Human-machine teaming forms a substantial element of future warfare. It is part of the Department of Defense’s strategy for AI. The successful and effective collaboration between humans and intelligent machines depends in large part on trust. Trust is critical to effective human-machine teaming because it affects the willingness of people to use intelligent machines and to accept their recommendations. 

Rather than studying trust directly, defense researchers and developers have prioritized technology-centric solutions that “build trust into the system” by making AI more transparent, explainable, and reliable. However, technology-centric solutions may not fully account for the human element in this teaming equation. 

Brookings.edu suggests that a holistic understanding of trust — one that pays attention to the human, the machine, and the interactions and interdependencies between them — can help the US military move forward with its vision of using intelligent machines as trusted partners to human operators.

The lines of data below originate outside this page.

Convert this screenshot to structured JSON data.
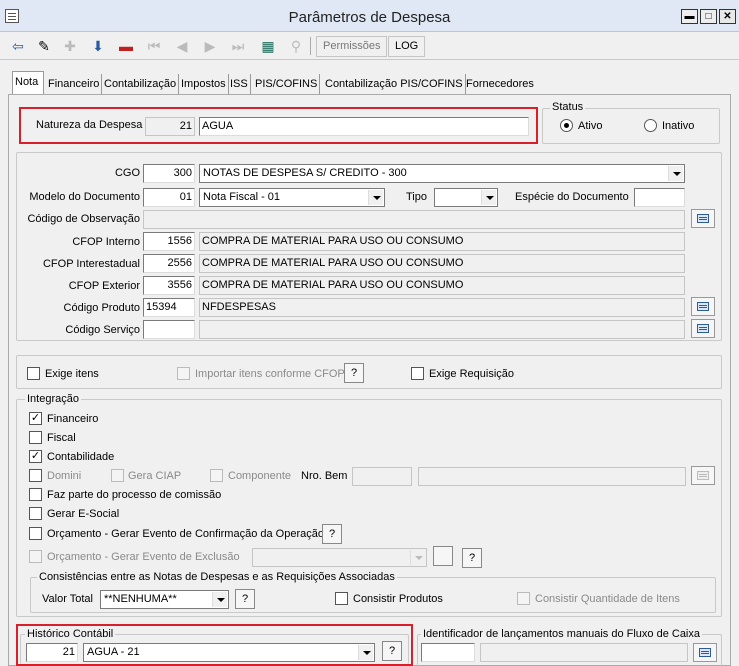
{
  "window": {
    "title": "Parâmetros de Despesa",
    "min": "▬",
    "max": "□",
    "close": "✕"
  },
  "toolbar": {
    "permissoes": "Permissões",
    "log": "LOG"
  },
  "tabs": [
    "Nota",
    "Financeiro",
    "Contabilização",
    "Impostos",
    "ISS",
    "PIS/COFINS",
    "Contabilização PIS/COFINS",
    "Fornecedores"
  ],
  "natureza": {
    "label": "Natureza da Despesa",
    "code": "21",
    "desc": "AGUA"
  },
  "status": {
    "title": "Status",
    "ativo": "Ativo",
    "inativo": "Inativo",
    "selected": "Ativo"
  },
  "cgo": {
    "label": "CGO",
    "code": "300",
    "desc": "NOTAS DE DESPESA S/ CREDITO - 300"
  },
  "modelo": {
    "label": "Modelo do Documento",
    "code": "01",
    "desc": "Nota Fiscal - 01"
  },
  "tipo": {
    "label": "Tipo",
    "value": ""
  },
  "especie": {
    "label": "Espécie do Documento",
    "value": ""
  },
  "observacao": {
    "label": "Código de Observação",
    "value": ""
  },
  "cfop_interno": {
    "label": "CFOP Interno",
    "code": "1556",
    "desc": "COMPRA DE MATERIAL PARA USO OU CONSUMO"
  },
  "cfop_interestadual": {
    "label": "CFOP Interestadual",
    "code": "2556",
    "desc": "COMPRA DE MATERIAL PARA USO OU CONSUMO"
  },
  "cfop_exterior": {
    "label": "CFOP Exterior",
    "code": "3556",
    "desc": "COMPRA DE MATERIAL PARA USO OU CONSUMO"
  },
  "produto": {
    "label": "Código Produto",
    "code": "15394",
    "desc": "NFDESPESAS"
  },
  "servico": {
    "label": "Código Serviço",
    "code": "",
    "desc": ""
  },
  "opcoes": {
    "exige_itens": "Exige itens",
    "importar_itens": "Importar itens conforme CFOP",
    "exige_requisicao": "Exige Requisição",
    "help": "?"
  },
  "integracao": {
    "title": "Integração",
    "financeiro": "Financeiro",
    "fiscal": "Fiscal",
    "contabilidade": "Contabilidade",
    "domini": "Domini",
    "gera_ciap": "Gera CIAP",
    "componente": "Componente",
    "nro_bem": "Nro. Bem",
    "comissao": "Faz parte do processo de comissão",
    "esocial": "Gerar E-Social",
    "orc_confirmacao": "Orçamento - Gerar Evento de Confirmação da Operação",
    "orc_exclusao": "Orçamento - Gerar Evento de Exclusão",
    "checked": {
      "financeiro": true,
      "fiscal": false,
      "contabilidade": true
    }
  },
  "consistencias": {
    "title": "Consistências entre as Notas de Despesas e as Requisições Associadas",
    "valor_total_label": "Valor Total",
    "valor_total": "**NENHUMA**",
    "consistir_produtos": "Consistir Produtos",
    "consistir_qtd": "Consistir Quantidade de Itens"
  },
  "historico": {
    "title": "Histórico Contábil",
    "code": "21",
    "desc": "AGUA - 21"
  },
  "fluxo": {
    "title": "Identificador de lançamentos manuais do Fluxo de Caixa"
  },
  "colors": {
    "highlight": "#d81f2a",
    "titlebar": "#dfe8f4"
  }
}
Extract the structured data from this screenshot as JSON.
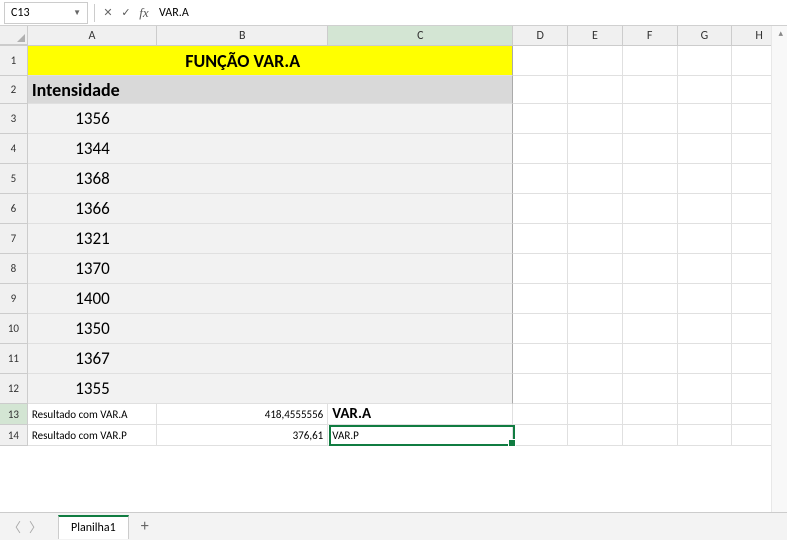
{
  "name_box": "C13",
  "formula": "VAR.A",
  "columns": [
    "A",
    "B",
    "C",
    "D",
    "E",
    "F",
    "G",
    "H"
  ],
  "title": "FUNÇÃO VAR.A",
  "header": "Intensidade",
  "data_rows": [
    "1356",
    "1344",
    "1368",
    "1366",
    "1321",
    "1370",
    "1400",
    "1350",
    "1367",
    "1355"
  ],
  "result1_label": "Resultado com VAR.A",
  "result1_value": "418,4555556",
  "result1_c": "VAR.A",
  "result2_label": "Resultado com VAR.P",
  "result2_value": "376,61",
  "result2_c": "VAR.P",
  "sheet_tab": "Planilha1"
}
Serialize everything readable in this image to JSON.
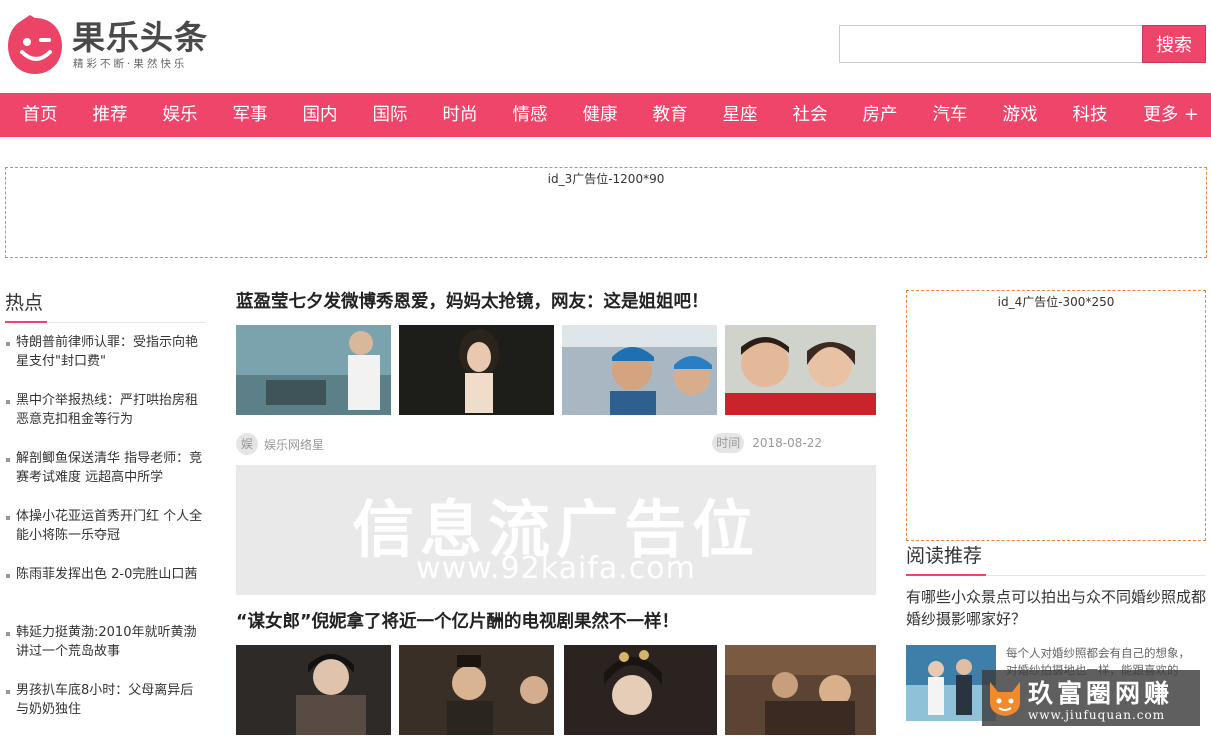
{
  "header": {
    "logo_title": "果乐头条",
    "logo_sub": "精彩不断·果然快乐",
    "search_value": "",
    "search_button": "搜索"
  },
  "nav": [
    "首页",
    "推荐",
    "娱乐",
    "军事",
    "国内",
    "国际",
    "时尚",
    "情感",
    "健康",
    "教育",
    "星座",
    "社会",
    "房产",
    "汽车",
    "游戏",
    "科技",
    "更多 +"
  ],
  "ads": {
    "top_banner": "id_3广告位-1200*90",
    "right_box": "id_4广告位-300*250",
    "feed_main": "信息流广告位",
    "feed_url": "www.92kaifa.com"
  },
  "hot": {
    "title": "热点",
    "items": [
      "特朗普前律师认罪：受指示向艳星支付\"封口费\"",
      "黑中介举报热线：严打哄抬房租恶意克扣租金等行为",
      "解剖鲫鱼保送清华 指导老师：竞赛考试难度 远超高中所学",
      "体操小花亚运首秀开门红 个人全能小将陈一乐夺冠",
      "陈雨菲发挥出色 2-0完胜山口茜",
      "韩延力挺黄渤:2010年就听黄渤讲过一个荒岛故事",
      "男孩扒车底8小时：父母离异后与奶奶独住"
    ]
  },
  "articles": [
    {
      "title": "蓝盈莹七夕发微博秀恩爱，妈妈太抢镜，网友：这是姐姐吧！",
      "source_badge": "娱",
      "source": "娱乐网络星",
      "time_label": "时间",
      "date": "2018-08-22"
    },
    {
      "title": "“谋女郎”倪妮拿了将近一个亿片酬的电视剧果然不一样！"
    }
  ],
  "recommend": {
    "title": "阅读推荐",
    "question": "有哪些小众景点可以拍出与众不同婚纱照成都婚纱摄影哪家好？",
    "snippet": "每个人对婚纱照都会有自己的想象，对婚纱拍摄地也一样，能跟喜欢的"
  },
  "watermark": {
    "title": "玖富圈网赚",
    "url": "www.jiufuquan.com"
  },
  "colors": {
    "brand": "#f0456a",
    "ad_border": "#e8863a"
  }
}
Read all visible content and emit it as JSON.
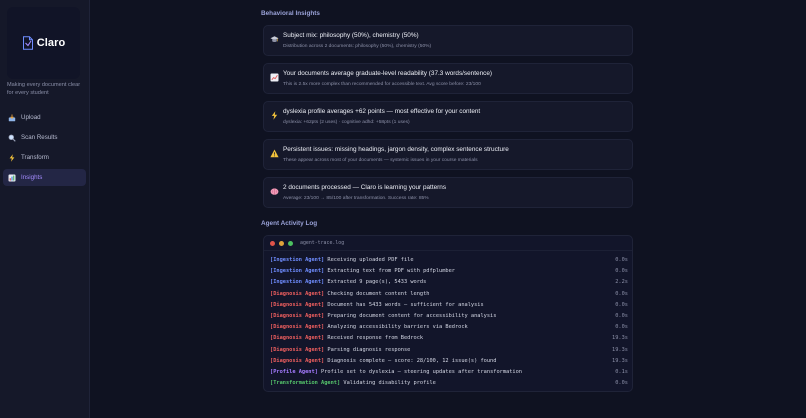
{
  "app": {
    "name": "Claro",
    "tagline": "Making every document clear for every student"
  },
  "colors": {
    "accent": "#a48cff",
    "ingestion": "#6f8dff",
    "diagnosis": "#ef5f5f",
    "profile": "#a57cff",
    "transformation": "#55c46b"
  },
  "sidebar": {
    "items": [
      {
        "label": "Upload",
        "icon": "inbox-tray-icon",
        "active": false
      },
      {
        "label": "Scan Results",
        "icon": "magnifier-icon",
        "active": false
      },
      {
        "label": "Transform",
        "icon": "lightning-icon",
        "active": false
      },
      {
        "label": "Insights",
        "icon": "bar-chart-icon",
        "active": true
      }
    ]
  },
  "insights": {
    "title": "Behavioral Insights",
    "cards": [
      {
        "icon": "graduation-cap-icon",
        "title": "Subject mix: philosophy (50%), chemistry (50%)",
        "subtitle": "Distribution across 2 documents: philosophy (50%), chemistry (50%)"
      },
      {
        "icon": "chart-up-icon",
        "title": "Your documents average graduate-level readability (37.3 words/sentence)",
        "subtitle": "This is 2.5x more complex than recommended for accessible text. Avg score before: 23/100"
      },
      {
        "icon": "lightning-icon",
        "title": "dyslexia profile averages +62 points — most effective for your content",
        "subtitle": "dyslexia: +62pts (2 uses) · cognitive adhd: +58pts (1 uses)"
      },
      {
        "icon": "warning-icon",
        "title": "Persistent issues: missing headings, jargon density, complex sentence structure",
        "subtitle": "These appear across most of your documents — systemic issues in your course materials"
      },
      {
        "icon": "brain-icon",
        "title": "2 documents processed — Claro is learning your patterns",
        "subtitle": "Average: 23/100 → 85/100 after transformation. Success rate: 85%"
      }
    ]
  },
  "activity": {
    "title": "Agent Activity Log",
    "file": "agent-trace.log",
    "lines": [
      {
        "agent": "[Ingestion Agent]",
        "type": "ingestion",
        "message": "Receiving uploaded PDF file",
        "time": "0.0s"
      },
      {
        "agent": "[Ingestion Agent]",
        "type": "ingestion",
        "message": "Extracting text from PDF with pdfplumber",
        "time": "0.0s"
      },
      {
        "agent": "[Ingestion Agent]",
        "type": "ingestion",
        "message": "Extracted 9 page(s), 5433 words",
        "time": "2.2s"
      },
      {
        "agent": "[Diagnosis Agent]",
        "type": "diagnosis",
        "message": "Checking document content length",
        "time": "0.0s"
      },
      {
        "agent": "[Diagnosis Agent]",
        "type": "diagnosis",
        "message": "Document has 5433 words — sufficient for analysis",
        "time": "0.0s"
      },
      {
        "agent": "[Diagnosis Agent]",
        "type": "diagnosis",
        "message": "Preparing document content for accessibility analysis",
        "time": "0.0s"
      },
      {
        "agent": "[Diagnosis Agent]",
        "type": "diagnosis",
        "message": "Analyzing accessibility barriers via Bedrock",
        "time": "0.0s"
      },
      {
        "agent": "[Diagnosis Agent]",
        "type": "diagnosis",
        "message": "Received response from Bedrock",
        "time": "19.3s"
      },
      {
        "agent": "[Diagnosis Agent]",
        "type": "diagnosis",
        "message": "Parsing diagnosis response",
        "time": "19.3s"
      },
      {
        "agent": "[Diagnosis Agent]",
        "type": "diagnosis",
        "message": "Diagnosis complete — score: 28/100, 12 issue(s) found",
        "time": "19.3s"
      },
      {
        "agent": "[Profile Agent]",
        "type": "profile",
        "message": "Profile set to dyslexia — steering updates after transformation",
        "time": "0.1s"
      },
      {
        "agent": "[Transformation Agent]",
        "type": "transformation",
        "message": "Validating disability profile",
        "time": "0.0s"
      }
    ]
  }
}
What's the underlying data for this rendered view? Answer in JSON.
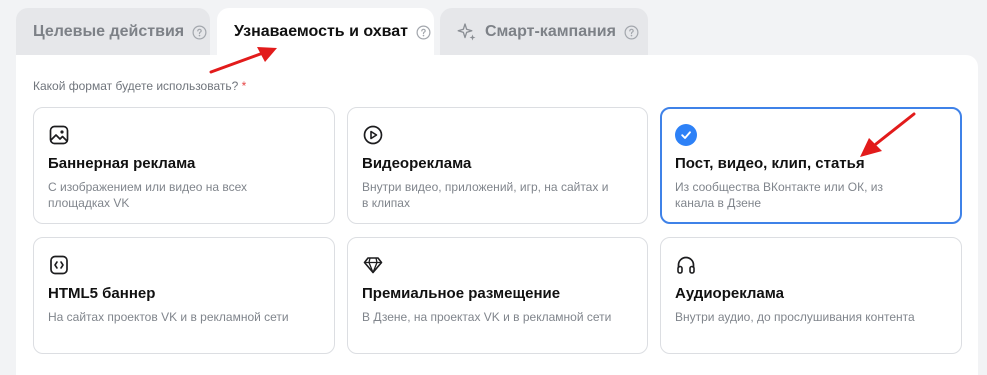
{
  "tabs": [
    {
      "label": "Целевые действия",
      "active": false
    },
    {
      "label": "Узнаваемость и охват",
      "active": true
    },
    {
      "label": "Смарт-кампания",
      "active": false
    }
  ],
  "form": {
    "question": "Какой формат будете использовать?",
    "required_mark": "*"
  },
  "formats": [
    {
      "title": "Баннерная реклама",
      "description": "С изображением или видео на всех площадках VK",
      "icon": "image-icon",
      "selected": false
    },
    {
      "title": "Видеореклама",
      "description": "Внутри видео, приложений, игр, на сайтах и в клипах",
      "icon": "play-circle-icon",
      "selected": false
    },
    {
      "title": "Пост, видео, клип, статья",
      "description": "Из сообщества ВКонтакте или ОК, из канала в Дзене",
      "icon": "check-circle-icon",
      "selected": true
    },
    {
      "title": "HTML5 баннер",
      "description": "На сайтах проектов VK и в рекламной сети",
      "icon": "html5-icon",
      "selected": false
    },
    {
      "title": "Премиальное размещение",
      "description": "В Дзене, на проектах VK и в рекламной сети",
      "icon": "diamond-icon",
      "selected": false
    },
    {
      "title": "Аудиореклама",
      "description": "Внутри аудио, до прослушивания контента",
      "icon": "headphones-icon",
      "selected": false
    }
  ],
  "colors": {
    "accent": "#2d81f7",
    "annotation_arrow": "#e21b1b"
  }
}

Ensuring that the autonomous and AI-enabled systems are used in safe, secure, effective, and ethical ways will depend in large part on soldiers having the proper degree of trust in their machine teammates.

In the context of human-machine teaming, trust speaks to an individual’s confidence in the reliability of the technology’s conclusions and its ability to accomplish defined goals. Having too little trust in highly capable technology can lead to underutilization or disuse of AI systems, while too much trust in limited or untested systems can lead to overreliance on AI. 

Building trustworthy AI that is transparent, interpretable, reliable, and exhibits other characteristics and capabilities that enable trust is an essential part of creating effective human-machine teams. But so is having a good understanding of the human element in this relationship.

What does it take for people to trust technology? Are some individuals or groups more likely to feel confident about using advanced systems, while others are more reluctant? How does the environment within which human-machine teams are deployed affect trust? Cognitive science, neuroscience, psychology, communications, social sciences, and other related fields that look into human attitudes and experiences with technology provide rich insights into these questions.

For example, research shows that demographic factors such as age, gender, and cultural background affect how people interact with technology, including issues of trust. 

Stressful conditions and the mental and cognitive pressures of performing complex tasks also influence trust, with research showing that people generally tend to over-trust a machine’s recommendations in high-stress situations. 

Broader societal structures also play a role, with organizational and workplace culture conditioning how people relate to technology. For instance, different branches within the military and even individual units each have a unique organizational culture, including different postures toward technology that are reinforced through training and exercises. 

A focus on the human element is therefore a necessary complement to technology-centric solutions. Insights from research on the different cognitive, demographic, emotional, and situational factors that shape how people interact with technology as well as the broader institutional and societal structures that influence human behavior can therefore help augment and refine systems engineering approaches to building trustworthy AI systems.